222. The method of claim 180, wherein said eukaryotic cell is a human cell.

223. The method of claim 180, wherein said eukaryotic cell is a human stem cell.

224. The method of claim 180, wherein said eukaryotic cell is a plant cell.

225. A CRISPR associated polypeptide comprising: an amino acid sequence comprising XXXNHXNNHXXHH, wherein: (a) "X" signifies an amino acid identical to an amino acid at the same position in SEQ ID NO: 3, "H" signifies an amino acid similar to an amino acid at the same position in SEQ ID NO: 3, and "N" is an any amino acid; and (b) said polypeptide comprises an activity selected from the group consisting of: visualizing activity, nuclease activity, or both visualizing and nuclease activity.

226. The polypeptide of claim 225, further comprising at least 18% identity to SEQ ID NO: 3.

227. The polypeptide of claim 225, further comprising at least 17% identity to SEQ ID NO: 4.

228. The polypeptide of claim 225 further comprising at least 16% identity to SEQ ID NO: 5.

229. The polypeptide of claim 225, wherein said CRISPR associated polypeptide is adapted to induce a modification in said double-stranded target nucleic acid.

230. The polypeptide of claim 229, wherein said modification is adapted to cleave said double-stranded target nucleic acid.

231. The polypeptide of claim 229, wherein said modification comprises introduction of a single-stranded break in said double-stranded target nucleic acid.

232. The polypeptide of claim 229, wherein said modification comprises introduction of a double-stranded break in said double-stranded target nucleic acid.

233. The polypeptide of claim 229, wherein said modification comprises deletion of a portion of said double-stranded target nucleic acid.

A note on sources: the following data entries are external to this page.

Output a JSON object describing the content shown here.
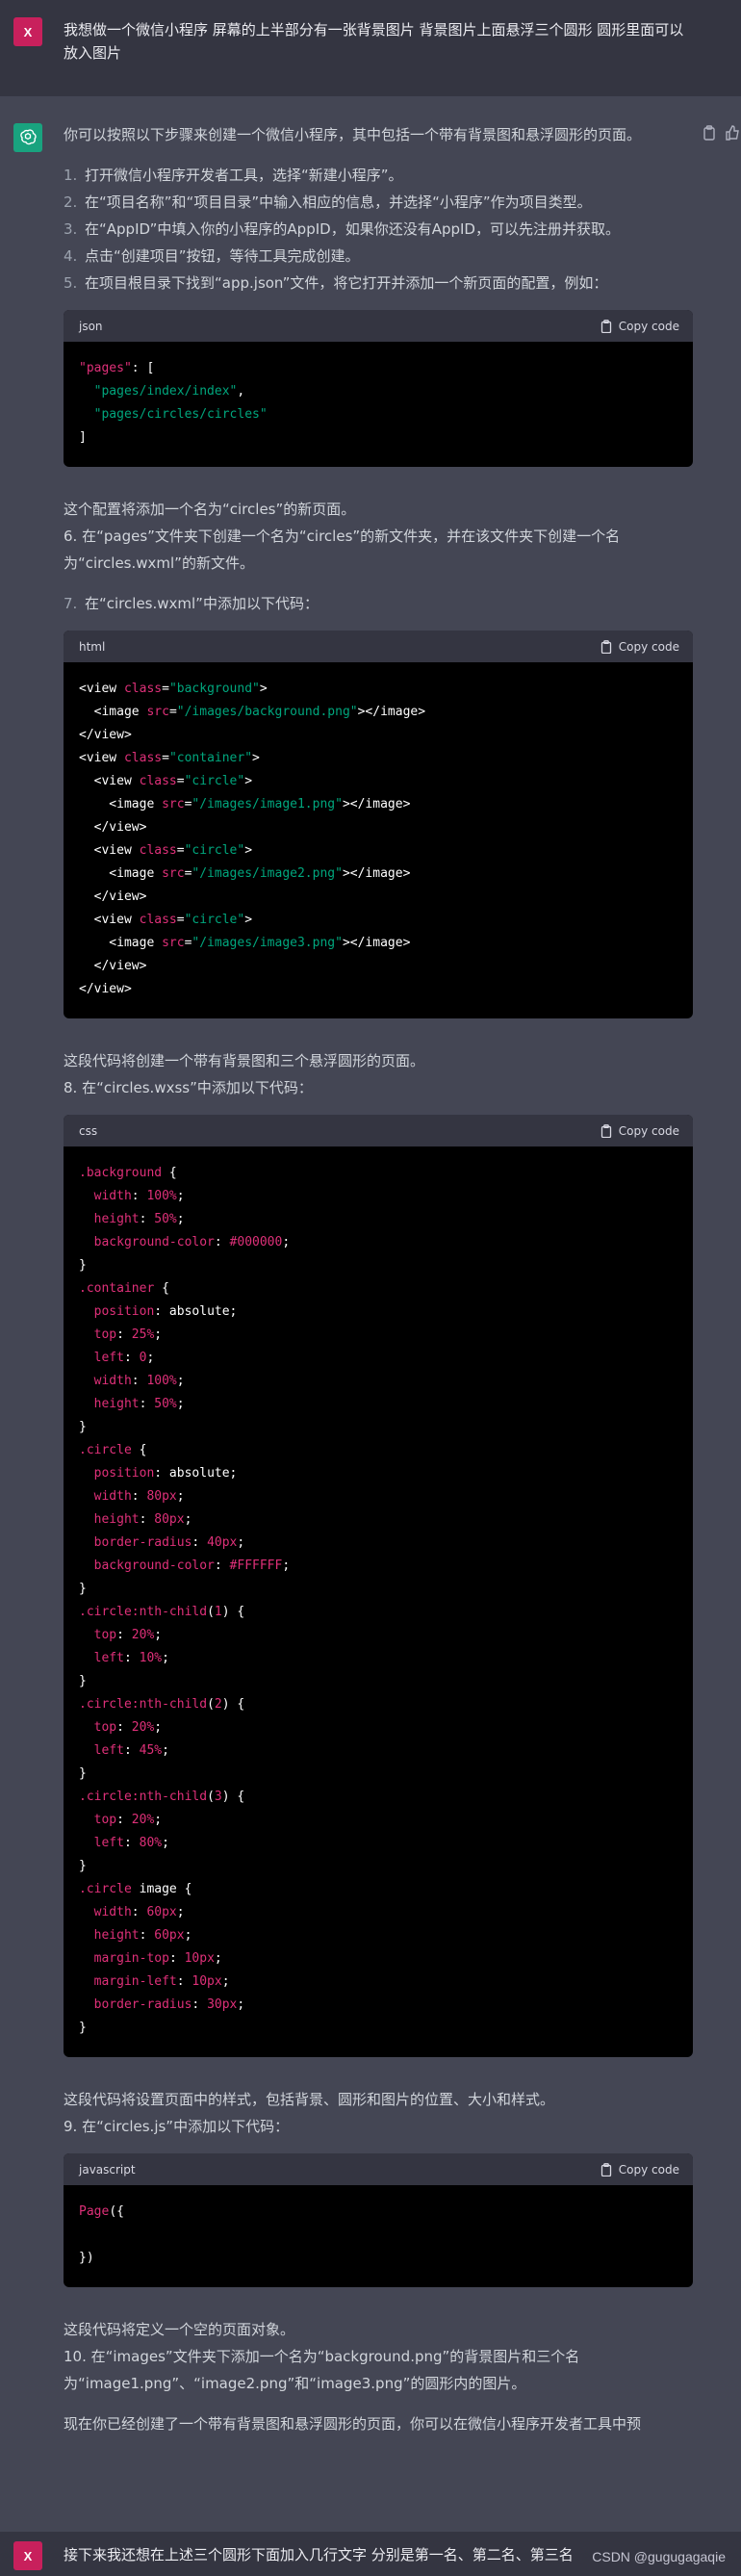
{
  "user_message_1": {
    "avatar": "X",
    "text": "我想做一个微信小程序 屏幕的上半部分有一张背景图片 背景图片上面悬浮三个圆形 圆形里面可以放入图片"
  },
  "assistant": {
    "intro": "你可以按照以下步骤来创建一个微信小程序，其中包括一个带有背景图和悬浮圆形的页面。",
    "steps": [
      {
        "num": "1.",
        "text": "打开微信小程序开发者工具，选择“新建小程序”。"
      },
      {
        "num": "2.",
        "text": "在“项目名称”和“项目目录”中输入相应的信息，并选择“小程序”作为项目类型。"
      },
      {
        "num": "3.",
        "text": "在“AppID”中填入你的小程序的AppID，如果你还没有AppID，可以先注册并获取。"
      },
      {
        "num": "4.",
        "text": "点击“创建项目”按钮，等待工具完成创建。"
      },
      {
        "num": "5.",
        "text": "在项目根目录下找到“app.json”文件，将它打开并添加一个新页面的配置，例如："
      }
    ],
    "code1_lang": "json",
    "after_code1": "这个配置将添加一个名为“circles”的新页面。",
    "step6": "6. 在“pages”文件夹下创建一个名为“circles”的新文件夹，并在该文件夹下创建一个名为“circles.wxml”的新文件。",
    "step7_num": "7.",
    "step7_text": "在“circles.wxml”中添加以下代码：",
    "code2_lang": "html",
    "after_code2": "这段代码将创建一个带有背景图和三个悬浮圆形的页面。",
    "step8": "8. 在“circles.wxss”中添加以下代码：",
    "code3_lang": "css",
    "after_code3": "这段代码将设置页面中的样式，包括背景、圆形和图片的位置、大小和样式。",
    "step9": "9. 在“circles.js”中添加以下代码：",
    "code4_lang": "javascript",
    "after_code4": "这段代码将定义一个空的页面对象。",
    "step10": "10. 在“images”文件夹下添加一个名为“background.png”的背景图片和三个名为“image1.png”、“image2.png”和“image3.png”的圆形内的图片。",
    "closing": "现在你已经创建了一个带有背景图和悬浮圆形的页面，你可以在微信小程序开发者工具中预"
  },
  "copy_label": "Copy code",
  "user_message_2": {
    "avatar": "X",
    "text": "接下来我还想在上述三个圆形下面加入几行文字 分别是第一名、第二名、第三名"
  },
  "watermark": "CSDN @gugugagaqie",
  "colors": {
    "user_bg": "#343541",
    "assistant_bg": "#444654",
    "user_avatar": "#c8205c",
    "ai_avatar": "#19a37f",
    "code_red": "#df3079",
    "code_green": "#00a67d"
  },
  "icons": [
    "openai-logo-icon",
    "copy-icon",
    "thumbs-up-icon",
    "clipboard-icon"
  ]
}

234. The polypeptide of claim 229, wherein said modification comprises introduction of a nucleic acid into said double-stranded target nucleic acid.

235. The polypeptide of claim 229, wherein said modification is selected from the group consisting of: a modification to visualize said double-stranded target nucleic acid, a modification to activate trancription of said double-stranded target nucleic acid, and a modification to repress transcription of said double-stranded target nucleic acid, or any combination thereof.

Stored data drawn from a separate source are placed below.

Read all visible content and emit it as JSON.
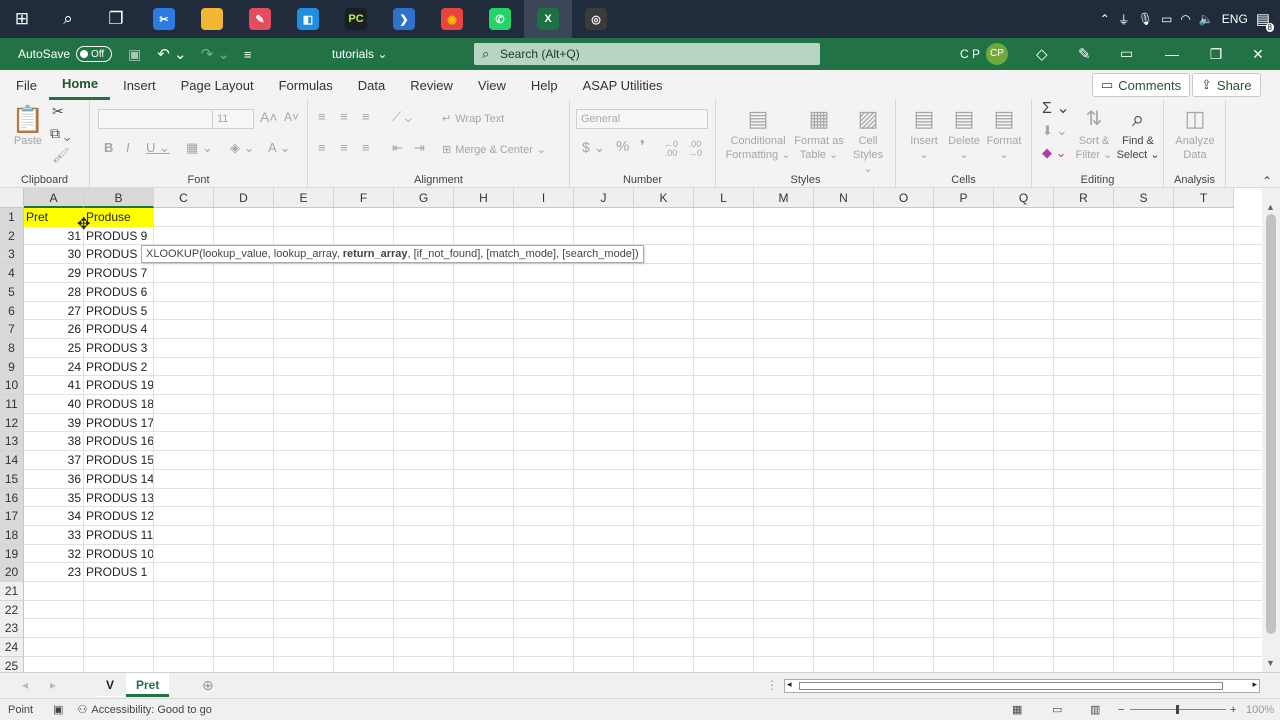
{
  "taskbar": {
    "apps": [
      {
        "name": "windows-start-icon",
        "glyph": "⊞",
        "bg": "",
        "color": "#ffffff"
      },
      {
        "name": "search-icon",
        "glyph": "⌕",
        "bg": "",
        "color": "#ffffff"
      },
      {
        "name": "task-view-icon",
        "glyph": "❐",
        "bg": "",
        "color": "#ffffff"
      },
      {
        "name": "snipping-tool-icon",
        "glyph": "✂",
        "bg": "#2d7be0",
        "color": "#ffffff"
      },
      {
        "name": "file-explorer-icon",
        "glyph": "▆",
        "bg": "#f2b632",
        "color": "#f2b632"
      },
      {
        "name": "paint-icon",
        "glyph": "✎",
        "bg": "#e34d5f",
        "color": "#ffffff"
      },
      {
        "name": "store-icon",
        "glyph": "◧",
        "bg": "#1f8fe0",
        "color": "#ffffff"
      },
      {
        "name": "pycharm-icon",
        "glyph": "PC",
        "bg": "#1b1f23",
        "color": "#b6f34f"
      },
      {
        "name": "powershell-icon",
        "glyph": "❯",
        "bg": "#2e71c9",
        "color": "#ffffff"
      },
      {
        "name": "chrome-icon",
        "glyph": "◉",
        "bg": "#e8453c",
        "color": "#fbbc05"
      },
      {
        "name": "whatsapp-icon",
        "glyph": "✆",
        "bg": "#25d366",
        "color": "#ffffff"
      },
      {
        "name": "excel-icon",
        "glyph": "X",
        "bg": "#1d7044",
        "color": "#ffffff"
      },
      {
        "name": "obs-icon",
        "glyph": "◎",
        "bg": "#3b3b3b",
        "color": "#ffffff"
      }
    ],
    "tray": {
      "lang": "ENG",
      "notif_count": "8"
    }
  },
  "titlebar": {
    "autosave_label": "AutoSave",
    "autosave_state": "Off",
    "filename": "tutorials ⌄",
    "search_placeholder": "Search (Alt+Q)",
    "user_initials": "C P",
    "avatar_text": "CP"
  },
  "menubar": {
    "tabs": [
      "File",
      "Home",
      "Insert",
      "Page Layout",
      "Formulas",
      "Data",
      "Review",
      "View",
      "Help",
      "ASAP Utilities"
    ],
    "active": "Home",
    "comments_label": "Comments",
    "share_label": "Share"
  },
  "ribbon": {
    "groups": {
      "clipboard": "Clipboard",
      "font": "Font",
      "alignment": "Alignment",
      "number": "Number",
      "styles": "Styles",
      "cells": "Cells",
      "editing": "Editing",
      "analysis": "Analysis"
    },
    "paste": "Paste",
    "font_size": "11",
    "wrap_text": "Wrap Text",
    "merge_center": "Merge & Center",
    "number_format": "General",
    "conditional_formatting": [
      "Conditional",
      "Formatting ⌄"
    ],
    "format_as_table": [
      "Format as",
      "Table ⌄"
    ],
    "cell_styles": [
      "Cell",
      "Styles ⌄"
    ],
    "insert": "Insert",
    "delete": "Delete",
    "format": "Format",
    "sort_filter": [
      "Sort &",
      "Filter ⌄"
    ],
    "find_select": [
      "Find &",
      "Select ⌄"
    ],
    "analyze_data": [
      "Analyze",
      "Data"
    ]
  },
  "sheet": {
    "columns": [
      "A",
      "B",
      "C",
      "D",
      "E",
      "F",
      "G",
      "H",
      "I",
      "J",
      "K",
      "L",
      "M",
      "N",
      "O",
      "P",
      "Q",
      "R",
      "S",
      "T"
    ],
    "row_numbers": [
      "1",
      "2",
      "3",
      "4",
      "5",
      "6",
      "7",
      "8",
      "9",
      "10",
      "11",
      "12",
      "13",
      "14",
      "15",
      "16",
      "17",
      "18",
      "19",
      "20",
      "21",
      "22",
      "23",
      "24",
      "25"
    ],
    "header": {
      "a": "Pret",
      "b": "Produse"
    },
    "rows": [
      {
        "a": "31",
        "b": "PRODUS 9"
      },
      {
        "a": "30",
        "b": "PRODUS 8"
      },
      {
        "a": "29",
        "b": "PRODUS 7"
      },
      {
        "a": "28",
        "b": "PRODUS 6"
      },
      {
        "a": "27",
        "b": "PRODUS 5"
      },
      {
        "a": "26",
        "b": "PRODUS 4"
      },
      {
        "a": "25",
        "b": "PRODUS 3"
      },
      {
        "a": "24",
        "b": "PRODUS 2"
      },
      {
        "a": "41",
        "b": "PRODUS 19"
      },
      {
        "a": "40",
        "b": "PRODUS 18"
      },
      {
        "a": "39",
        "b": "PRODUS 17"
      },
      {
        "a": "38",
        "b": "PRODUS 16"
      },
      {
        "a": "37",
        "b": "PRODUS 15"
      },
      {
        "a": "36",
        "b": "PRODUS 14"
      },
      {
        "a": "35",
        "b": "PRODUS 13"
      },
      {
        "a": "34",
        "b": "PRODUS 12"
      },
      {
        "a": "33",
        "b": "PRODUS 11"
      },
      {
        "a": "32",
        "b": "PRODUS 10"
      },
      {
        "a": "23",
        "b": "PRODUS 1"
      }
    ],
    "tooltip": {
      "fn": "XLOOKUP(lookup_value, lookup_array, ",
      "bold": "return_array",
      "rest": ", [if_not_found], [match_mode], [search_mode])"
    },
    "header_fill": "#ffff00"
  },
  "sheet_tabs": [
    "V",
    "Pret"
  ],
  "statusbar": {
    "mode": "Point",
    "accessibility": "Accessibility: Good to go",
    "zoom": "100%"
  }
}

236. The polypeptide of claim 229, wherein said CRISPR associated polypeptide further comprises a polypeptide selected from the group consisting of: helicase, nuclease, methyltransferase, demthylase, acetylase, deacetylase, phosphatase, kinase, transcription activator, RNA polymerase subunit, transcription repressor, DNA binding polypeptide, DNA structuring polypeptide, marker polypeptide, reporter polypeptide, fluorescent polypeptide, ligand binding polypeptide, signal polypeptide, subcellular localization polypeptide, and antibody epitope, or any combination thereof.

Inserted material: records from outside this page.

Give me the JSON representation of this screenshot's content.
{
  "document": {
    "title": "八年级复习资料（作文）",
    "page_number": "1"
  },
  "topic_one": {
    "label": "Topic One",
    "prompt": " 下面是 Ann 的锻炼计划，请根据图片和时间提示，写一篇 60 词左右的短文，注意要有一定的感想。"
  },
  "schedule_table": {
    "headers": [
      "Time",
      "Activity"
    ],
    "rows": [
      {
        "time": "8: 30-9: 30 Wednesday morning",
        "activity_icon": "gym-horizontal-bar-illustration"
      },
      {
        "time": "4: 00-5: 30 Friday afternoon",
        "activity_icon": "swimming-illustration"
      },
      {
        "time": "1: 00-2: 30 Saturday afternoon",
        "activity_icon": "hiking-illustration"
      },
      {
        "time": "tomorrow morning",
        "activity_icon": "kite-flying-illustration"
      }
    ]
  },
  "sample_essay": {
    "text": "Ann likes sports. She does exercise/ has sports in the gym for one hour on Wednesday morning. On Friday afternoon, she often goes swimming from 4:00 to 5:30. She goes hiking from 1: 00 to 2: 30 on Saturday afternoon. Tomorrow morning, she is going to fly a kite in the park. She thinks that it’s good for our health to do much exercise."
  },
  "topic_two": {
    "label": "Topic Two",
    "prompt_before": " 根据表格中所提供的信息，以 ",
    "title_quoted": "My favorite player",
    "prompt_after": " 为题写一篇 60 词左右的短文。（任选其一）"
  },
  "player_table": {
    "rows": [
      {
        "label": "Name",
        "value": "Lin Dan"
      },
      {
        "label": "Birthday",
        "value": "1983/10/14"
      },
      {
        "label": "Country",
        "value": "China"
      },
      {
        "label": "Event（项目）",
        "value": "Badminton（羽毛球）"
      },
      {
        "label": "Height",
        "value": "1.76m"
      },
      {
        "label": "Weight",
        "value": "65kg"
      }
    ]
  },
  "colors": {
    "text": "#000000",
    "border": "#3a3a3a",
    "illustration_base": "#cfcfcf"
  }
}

237. A pharmaceutical composition comprising: the polypeptide of claim 225.

238. A delivery vehicle comprising: the polypeptide of claim 225.

239. The delivery vehicle of claim 238, wherein said delivery vehicle is selected from the group consisting of: cationic polymers, lipids, cell-penetrating peptide, and viruses, or any combination thereof.

240. A kit comprising: the composition of claim 80.

241. A kit comprising: the composition of claim 109.

242. A kit comprising: the vector of claim 116.

243. A kit comprising: the composition of claim 167.

244. A kit comprising: the polypeptide of claim 225.